石田のことを救いたいなんて嘘だ。ぼくは単に、石田の傷ついた身体を思い出したくなかった。ふとした時、石田は今もお母さんにいじめられているのかなって考えて、そのたびにあざと腫れだらけの痛々しい身体を思い出すのがイヤだった。ぼくは、ぼくの気持ちを一番に考えて、石田の家族を壊した。
「ぼくはどうすれば良かったの? ぜんぶ見なかったことにして、アイツはお母さんにいじめられ続けて、それが一番良かったの? ぼくのしたことは、間違ってたの?」
涙の向こうにじいちゃんの形が見える。ぼんやりしていて、表情は分からない。
「教えてよ。ぼくには、分からないんだ」
ぼくはじいちゃんに答えを委ねた。涙を拭い、全身から力を抜いて、だらりと腕を垂らす。そしてじいちゃんは、小さな声でポツリと呟いた。
「他人の花瓶を勝手に壊したんだ。まあ見方によっては、間違っていたかもな」
やっぱり。目に、じんわりと新しい涙が浮かんだ。だけどじいちゃんは少し身を乗り出しながら、すぐに次の言葉を投げかける。
「お前は、俺のことが好きか?」
いきなり話が変わった。戸惑いに、涙が引っ込む。
「好きだよ」
「そうか。俺もお前のことは好きだぞ」
全く脈絡のない変な会話。そしてじいちゃんはいきなり、話を元に戻した。
「だけど俺は、お前のことを、しょっちゅうかわいそうだと思っている」
ぼくのことがかわいそう。教室で向けられたたくさんの哀れみの目を思い出し、息が苦しくなる。だけどじいちゃんが、それとはぜんぜん違う、ぼくを優しく見守るような目をしていることに気づいて、その息苦しさは消えた。
「最初に飯を喰わせたのも、あの家をやったのも、今こうやって、家に連れて来て話をしているのも、全部そうだ。かわいそうだと思うからやっている。それに――」
じいちゃんが、人差し指でぼくを指さした。
「お前も、俺のことをかわいそうだと思っているだろう」
ぼくの肩がビクリと上下する。テレビ台の上の家族写真に見つめられた気がした。ぼくは縮こまり、じいちゃんは笑みを浮かべる。
「それでいいんだよ。俺はお前をかわいそうだと思う。お前は俺をかわいそうだと思う。そして俺はお前が好きで、お前も俺が好き。それで何も困ることはない。大事なのは、正しいか正しくないかじゃない。嬉しいか嬉しくないかだ」
正しいか正しくないかじゃなくて、嬉しいか嬉しくないか。いつか、じいちゃんから聞いた言葉。

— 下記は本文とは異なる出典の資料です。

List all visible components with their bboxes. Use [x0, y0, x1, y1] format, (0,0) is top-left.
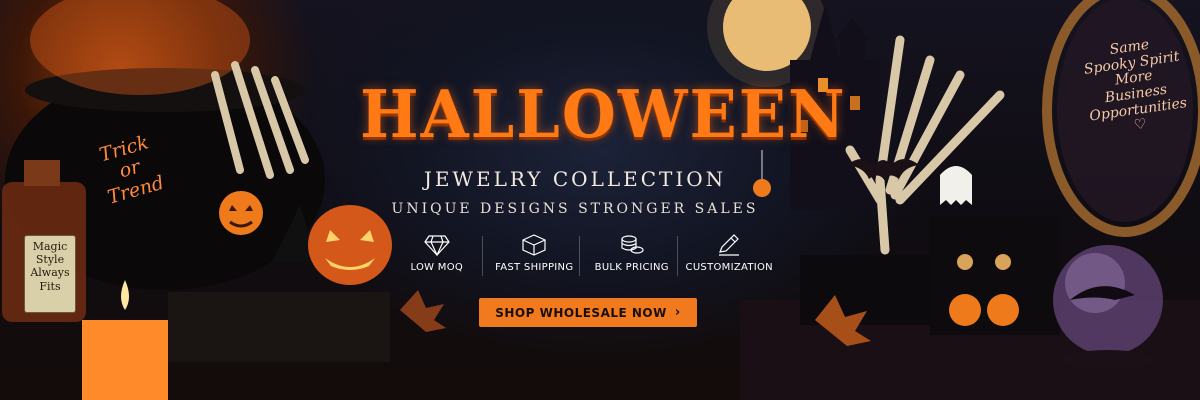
feature-label: LOW MOQ [410, 262, 464, 273]
pumpkin-earring-left [949, 294, 981, 326]
banner-subtitle: JEWELRY COLLECTION [423, 167, 727, 191]
box-icon [522, 234, 546, 256]
fits-word: Fits [39, 279, 61, 293]
halloween-banner: Trick or Trend Magic Style Always Fits S… [0, 0, 1200, 400]
feature-fast-shipping: FAST SHIPPING [481, 232, 584, 280]
autumn-leaf [400, 290, 446, 332]
pumpkin-earring-right [987, 294, 1019, 326]
feature-label: FAST SHIPPING [495, 262, 574, 273]
feature-label: BULK PRICING [594, 262, 669, 273]
magic-word: Magic [32, 240, 68, 253]
shop-wholesale-label: SHOP WHOLESALE NOW [495, 305, 667, 320]
feature-low-moq: LOW MOQ [388, 232, 486, 280]
banner-title: HALLOWEEN [360, 76, 847, 153]
always-word: Always [30, 266, 70, 280]
feature-customization: CUSTOMIZATION [676, 232, 779, 280]
mirror-text: Same Spooky Spirit More Business Opportu… [1074, 33, 1196, 141]
spider [753, 179, 771, 197]
diamond-icon [423, 235, 450, 256]
feature-label: CUSTOMIZATION [685, 262, 773, 273]
jack-o-lantern [308, 205, 392, 285]
shop-wholesale-button[interactable]: SHOP WHOLESALE NOW › [479, 298, 697, 327]
banner-tagline: UNIQUE DESIGNS STRONGER SALES [391, 201, 759, 217]
feature-bulk-pricing: BULK PRICING [579, 232, 681, 280]
magic-style-label: Magic Style Always Fits [24, 235, 76, 313]
chevron-right-icon: › [674, 305, 681, 320]
stone-block [168, 292, 390, 362]
coins-icon [621, 235, 644, 254]
ghost-pendant [940, 166, 972, 205]
feature-list: LOW MOQ FAST SHIPPING BULK PRICING CUSTO… [388, 232, 778, 280]
candle [82, 320, 168, 400]
background-scene [2, 0, 1200, 400]
style-word: Style [35, 253, 65, 267]
pumpkin-pendant [219, 191, 263, 235]
pencil-icon [719, 234, 740, 256]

「正しい、正しくないは変えられない。だけど、嬉しい、嬉しくないは、変わる」
じいちゃんが姿勢を正した。背筋を伸ばして、キリッと眉を吊り上げ、先生の顔でぼくに告げる。
「話をするんだ」
じいちゃんは強く言い切った。自分が絶対だと思うことを話す人間の声。
「どうしてもお前が、花瓶を割った自分を許せないなら、その子と話をしなさい。お互いの心を剥き出しにして話し合いなさい。今、俺とお前がやっているように」
ぼくと石田が、ぼくとじいちゃんみたいにお話。ぼくはその光景を想像する。そしてぼくを険しい顔でじっと見つめるじいちゃんを見て、思う。
――厳しいなあ。
じいちゃんは、ぼくは間違っていないとは言わない。ぼくは悪くないとは言わない。その代わり、話をしろと言う。ぼくを痛めつけて、恥ずかしい目に合わせて、飲み込まれそうな真っ黒な目で笑う相手と、全てを剥き出しにして語り合えと言う。

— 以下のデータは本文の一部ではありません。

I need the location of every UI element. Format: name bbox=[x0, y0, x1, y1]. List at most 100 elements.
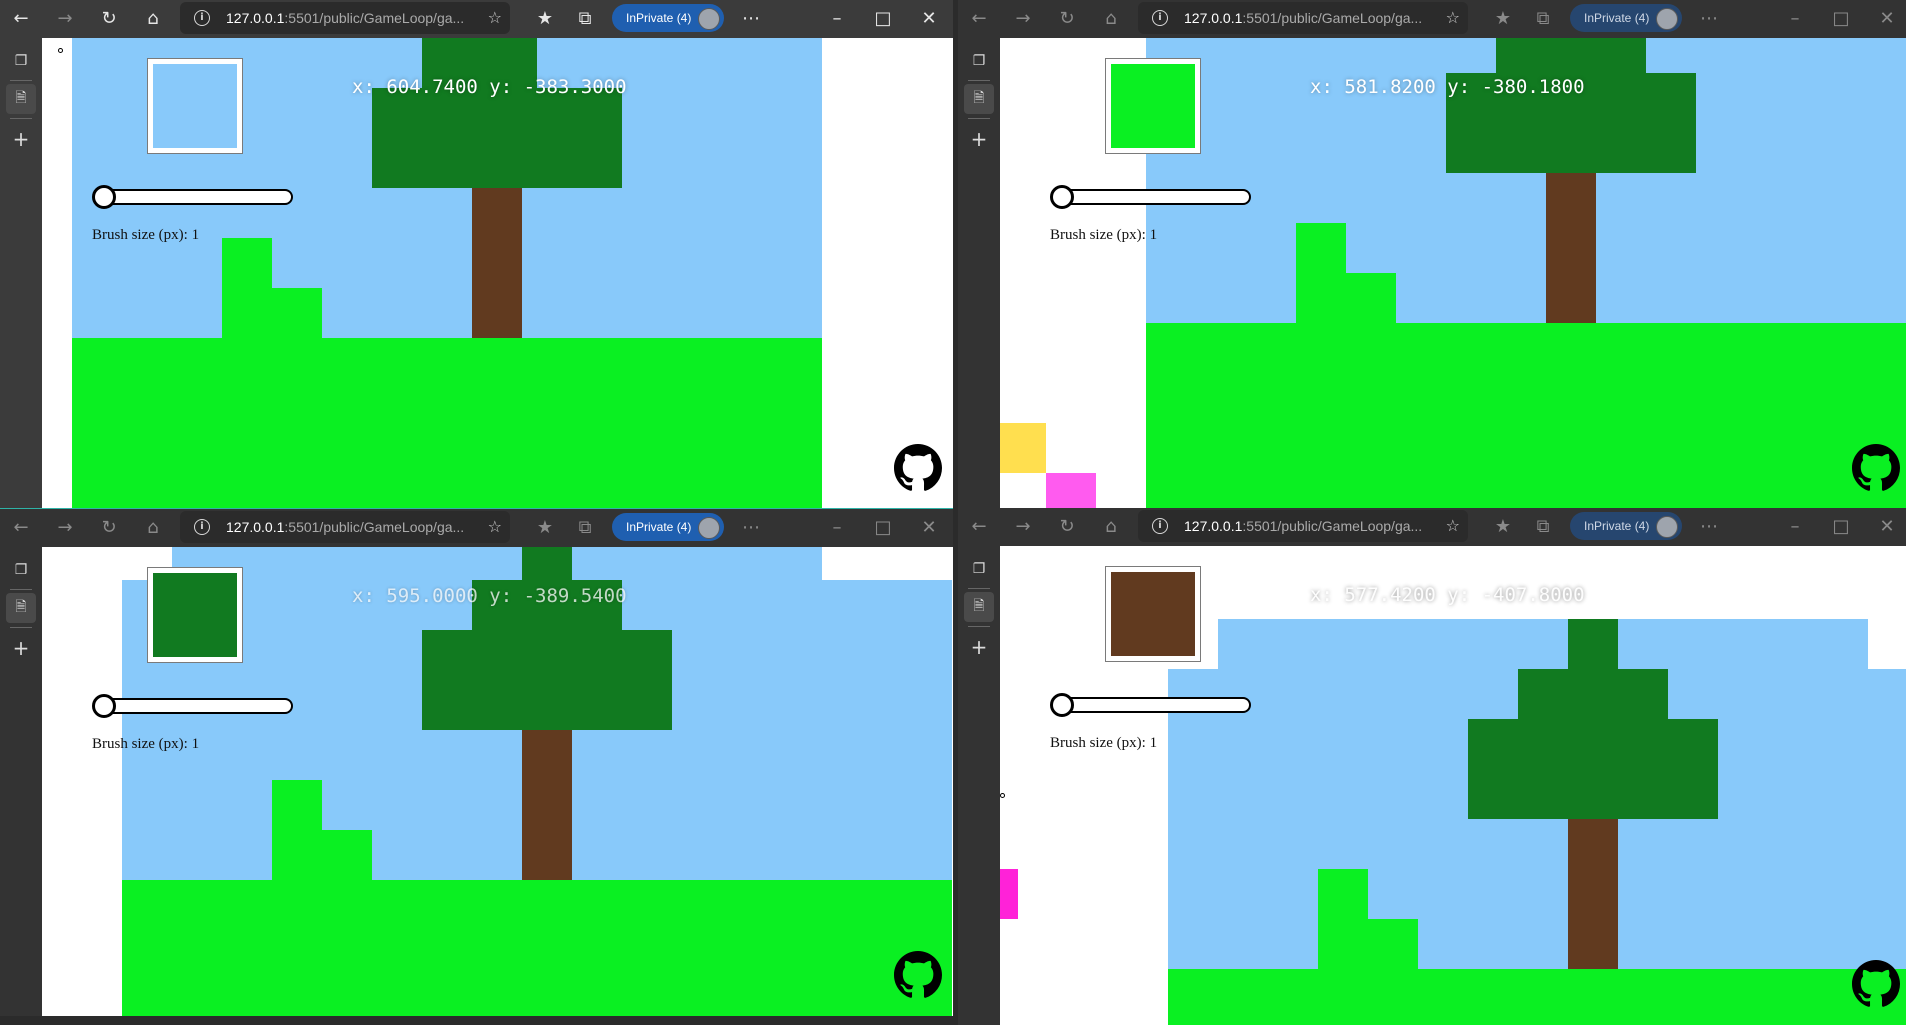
forward-arrow-icon[interactable]: → bbox=[50, 4, 80, 34]
slider-thumb[interactable] bbox=[92, 694, 116, 718]
tab-actions-icon[interactable]: ❐ bbox=[964, 46, 994, 76]
github-icon[interactable] bbox=[1852, 444, 1900, 492]
favorites-icon[interactable]: ★ bbox=[1488, 512, 1518, 542]
slider-thumb[interactable] bbox=[1050, 693, 1074, 717]
forward-arrow-icon[interactable]: → bbox=[50, 513, 80, 543]
add-favorite-icon[interactable]: ☆ bbox=[1446, 516, 1460, 535]
url-path: :5501/public/GameLoop/ga... bbox=[1242, 10, 1423, 26]
refresh-icon[interactable]: ↻ bbox=[94, 4, 124, 34]
url-text[interactable]: 127.0.0.1:5501/public/GameLoop/ga... bbox=[226, 10, 464, 26]
new-tab-icon[interactable]: + bbox=[964, 632, 994, 662]
home-icon[interactable]: ⌂ bbox=[138, 4, 168, 34]
favorites-icon[interactable]: ★ bbox=[530, 513, 560, 543]
back-arrow-icon[interactable]: ← bbox=[964, 4, 994, 34]
site-info-icon[interactable]: i bbox=[1152, 10, 1168, 26]
back-arrow-icon[interactable]: ← bbox=[964, 512, 994, 542]
page-icon[interactable]: 🗎 bbox=[964, 592, 994, 622]
more-icon[interactable]: ⋯ bbox=[736, 4, 766, 34]
vertical-tabs-sidebar: ❐ 🗎 + bbox=[0, 547, 42, 1016]
more-icon[interactable]: ⋯ bbox=[1694, 512, 1724, 542]
game-canvas[interactable]: x: 577.4200 y: -407.8000 Brush size (px)… bbox=[1000, 546, 1906, 1025]
page-icon[interactable]: 🗎 bbox=[6, 84, 36, 114]
tab-actions-icon[interactable]: ❐ bbox=[964, 554, 994, 584]
address-bar[interactable]: i 127.0.0.1:5501/public/GameLoop/ga... ☆ bbox=[1138, 510, 1468, 542]
back-arrow-icon[interactable]: ← bbox=[6, 4, 36, 34]
minimize-icon[interactable]: – bbox=[1780, 512, 1810, 542]
maximize-icon[interactable]: □ bbox=[868, 4, 898, 34]
maximize-icon[interactable]: □ bbox=[1826, 512, 1856, 542]
brush-size-slider[interactable] bbox=[92, 185, 293, 209]
refresh-icon[interactable]: ↻ bbox=[1052, 4, 1082, 34]
minimize-icon[interactable]: – bbox=[822, 513, 852, 543]
brush-size-slider[interactable] bbox=[92, 694, 293, 718]
add-favorite-icon[interactable]: ☆ bbox=[488, 8, 502, 27]
favorites-icon[interactable]: ★ bbox=[1488, 4, 1518, 34]
url-text[interactable]: 127.0.0.1:5501/public/GameLoop/ga... bbox=[1184, 10, 1422, 26]
inprivate-button[interactable]: InPrivate (4) bbox=[1570, 512, 1682, 540]
more-icon[interactable]: ⋯ bbox=[736, 513, 766, 543]
game-canvas[interactable]: x: 604.7400 y: -383.3000 Brush size (px)… bbox=[42, 38, 953, 508]
forward-arrow-icon[interactable]: → bbox=[1008, 512, 1038, 542]
refresh-icon[interactable]: ↻ bbox=[94, 513, 124, 543]
new-tab-icon[interactable]: + bbox=[964, 124, 994, 154]
slider-thumb[interactable] bbox=[1050, 185, 1074, 209]
url-text[interactable]: 127.0.0.1:5501/public/GameLoop/ga... bbox=[226, 519, 464, 535]
address-bar[interactable]: i 127.0.0.1:5501/public/GameLoop/ga... ☆ bbox=[1138, 2, 1468, 34]
collections-icon[interactable]: ⧉ bbox=[570, 4, 600, 34]
game-canvas[interactable]: x: 595.0000 y: -389.5400 Brush size (px)… bbox=[42, 547, 953, 1016]
site-info-icon[interactable]: i bbox=[194, 10, 210, 26]
close-icon[interactable]: ✕ bbox=[914, 4, 944, 34]
tree-leaves bbox=[1468, 719, 1718, 819]
canvas-margin bbox=[822, 38, 953, 508]
close-icon[interactable]: ✕ bbox=[1872, 4, 1902, 34]
slider-thumb[interactable] bbox=[92, 185, 116, 209]
home-icon[interactable]: ⌂ bbox=[1096, 512, 1126, 542]
refresh-icon[interactable]: ↻ bbox=[1052, 512, 1082, 542]
brush-size-slider[interactable] bbox=[1050, 185, 1251, 209]
url-text[interactable]: 127.0.0.1:5501/public/GameLoop/ga... bbox=[1184, 518, 1422, 534]
tree-trunk bbox=[1568, 819, 1618, 969]
close-icon[interactable]: ✕ bbox=[1872, 512, 1902, 542]
new-tab-icon[interactable]: + bbox=[6, 124, 36, 154]
game-canvas[interactable]: x: 581.8200 y: -380.1800 Brush size (px)… bbox=[1000, 38, 1906, 508]
minimize-icon[interactable]: – bbox=[822, 4, 852, 34]
collections-icon[interactable]: ⧉ bbox=[1528, 4, 1558, 34]
address-bar[interactable]: i 127.0.0.1:5501/public/GameLoop/ga... ☆ bbox=[180, 511, 510, 543]
inprivate-button[interactable]: InPrivate (4) bbox=[612, 513, 724, 541]
maximize-icon[interactable]: □ bbox=[868, 513, 898, 543]
more-icon[interactable]: ⋯ bbox=[1694, 4, 1724, 34]
home-icon[interactable]: ⌂ bbox=[138, 513, 168, 543]
add-favorite-icon[interactable]: ☆ bbox=[1446, 8, 1460, 27]
maximize-icon[interactable]: □ bbox=[1826, 4, 1856, 34]
sidebar-divider bbox=[968, 588, 990, 589]
site-info-icon[interactable]: i bbox=[1152, 518, 1168, 534]
brush-color-swatch[interactable] bbox=[147, 567, 243, 663]
new-tab-icon[interactable]: + bbox=[6, 633, 36, 663]
collections-icon[interactable]: ⧉ bbox=[570, 513, 600, 543]
brush-color-swatch[interactable] bbox=[1105, 566, 1201, 662]
inprivate-button[interactable]: InPrivate (4) bbox=[1570, 4, 1682, 32]
brush-color-swatch[interactable] bbox=[1105, 58, 1201, 154]
home-icon[interactable]: ⌂ bbox=[1096, 4, 1126, 34]
brush-size-label: Brush size (px): 1 bbox=[92, 227, 200, 243]
collections-icon[interactable]: ⧉ bbox=[1528, 512, 1558, 542]
tab-actions-icon[interactable]: ❐ bbox=[6, 555, 36, 585]
github-icon[interactable] bbox=[894, 951, 942, 999]
minimize-icon[interactable]: – bbox=[1780, 4, 1810, 34]
grass-ground bbox=[1146, 323, 1906, 508]
favorites-icon[interactable]: ★ bbox=[530, 4, 560, 34]
github-icon[interactable] bbox=[1852, 960, 1900, 1008]
address-bar[interactable]: i 127.0.0.1:5501/public/GameLoop/ga... ☆ bbox=[180, 2, 510, 34]
tab-actions-icon[interactable]: ❐ bbox=[6, 46, 36, 76]
page-icon[interactable]: 🗎 bbox=[6, 593, 36, 623]
page-icon[interactable]: 🗎 bbox=[964, 84, 994, 114]
brush-color-swatch[interactable] bbox=[147, 58, 243, 154]
site-info-icon[interactable]: i bbox=[194, 519, 210, 535]
forward-arrow-icon[interactable]: → bbox=[1008, 4, 1038, 34]
brush-size-slider[interactable] bbox=[1050, 693, 1251, 717]
inprivate-button[interactable]: InPrivate (4) bbox=[612, 4, 724, 32]
add-favorite-icon[interactable]: ☆ bbox=[488, 517, 502, 536]
back-arrow-icon[interactable]: ← bbox=[6, 513, 36, 543]
close-icon[interactable]: ✕ bbox=[914, 513, 944, 543]
github-icon[interactable] bbox=[894, 444, 942, 492]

厳しいなあ。生きるって、厳しいんだ。厳しすぎて、また涙が出てくる。
「別に逃げても構わない。話しても分かり合えないこともある。偉そうに言っている俺だって、数えきれないほどの人間を傷つけてここまで来た。お前がどういう道を選ぼうと、お前の自由だ」
じいちゃんが手を伸ばした。そしてぼくの涙を拭いながら、語りかける。
「だから、もう泣くな。お前が悲しいと、俺も悲しい」
無理だよ、じいちゃん。ぼくはとうとう、声を上げて泣きはじめた。